Indians have forever been all about everybody else’s business. Absolute strangers one meets on the train, flight, the street, in the mall, or the person next to you in line at the vegetable shop, feel well within their rights to interrogate you about your religion, caste, marital status, children or the deplorable lack of them, age, salary, whether one is vegetarian, non-vegetarian or a vegetarian who eats eggs. Yes, it has to be that specific. Nowadays one even gets asked for one’s cell phone number as if it is public information. But then, because it is India, it probably is. So in this background, the Supreme Court recently has gone and meddled with our basic Indian-ness by bringing in this outlandish, alien and western concept of privacy, and held that privacy is a fundamental right. Now what are we supposed to do with it?

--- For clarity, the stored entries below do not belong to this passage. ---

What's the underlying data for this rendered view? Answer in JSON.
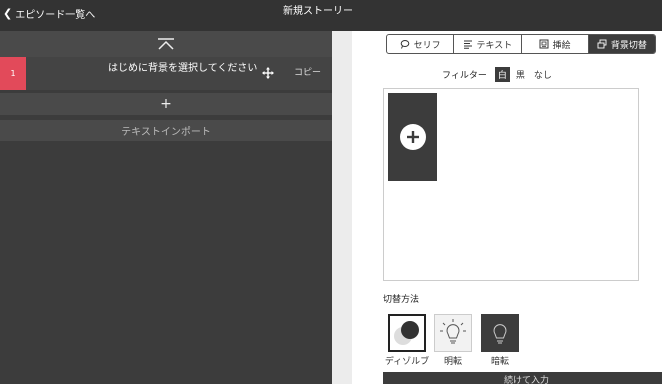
{
  "header": {
    "back_label": "エピソード一覧へ",
    "title": "新規ストーリー"
  },
  "left": {
    "scene": {
      "number": "1",
      "text": "はじめに背景を選択してください",
      "copy_label": "コピー"
    },
    "add_label": "+",
    "import_label": "テキストインポート"
  },
  "right": {
    "tabs": [
      {
        "label": "セリフ",
        "icon": "speech-bubble-icon"
      },
      {
        "label": "テキスト",
        "icon": "text-lines-icon"
      },
      {
        "label": "挿絵",
        "icon": "picture-icon"
      },
      {
        "label": "背景切替",
        "icon": "background-switch-icon"
      }
    ],
    "active_tab": "背景切替",
    "filter": {
      "label": "フィルター",
      "options": [
        "白",
        "黒",
        "なし"
      ],
      "selected": "白"
    },
    "switch_method": {
      "label": "切替方法",
      "options": [
        "ディゾルブ",
        "明転",
        "暗転"
      ]
    },
    "continue_label": "続けて入力"
  },
  "colors": {
    "accent_red": "#e24a5a",
    "dark": "#3c3c3c"
  }
}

A nine-judge Constitution Bench of the Supreme Court in the case filed by Justice K.S. Puttaswamy (retd.) of the Karnataka High Court (yay!) unanimously held (in its 547-page judgment) that privacy is a constitutionally protected value. In so doing the court overturned older judgments (some of them notorious and harking back to the Emergency) and decided that since privacy is an inherent constitutional right, it is not a right granted by the state and cannot therefore be taken away by the state. Which also means our biometrics belong to us. Whaaa…? That too after we went through all that hassle to get our stupid Aadhar cards.

Different rights

The judgment also has implications, except no one as yet knows exactly how, for people’s right to eat certain kinds of food (read beef), the way they dress (please note all the people who live to tell women how to dress), what they do in their bedrooms, maybe even what they drink (States imposing prohibition may have a problem) and not to have our online movements and information sold to social media giants and advertisers. How that last one will be regulated is anyone’s guess.

How are we going to cope with all this change? What about the people (men and women) with nosy ‘aunty’ tendencies? Will they be told when going about their usual day-to-day enquiries that the subjects of their questioning have the fundamental right to be left alone? How will they deal with it? And having lost their chief vocation in life, will they then turn to crime? Or will they legitimise their natural tendencies by opening detective businesses?

The judgment has raised so many questions and only time will answer some of them, not to mention a diligent reading of all 547 pages. But no matter the detailed repercussions, the idea itself will take some getting used to. Welcome India, to the concept of Privacy!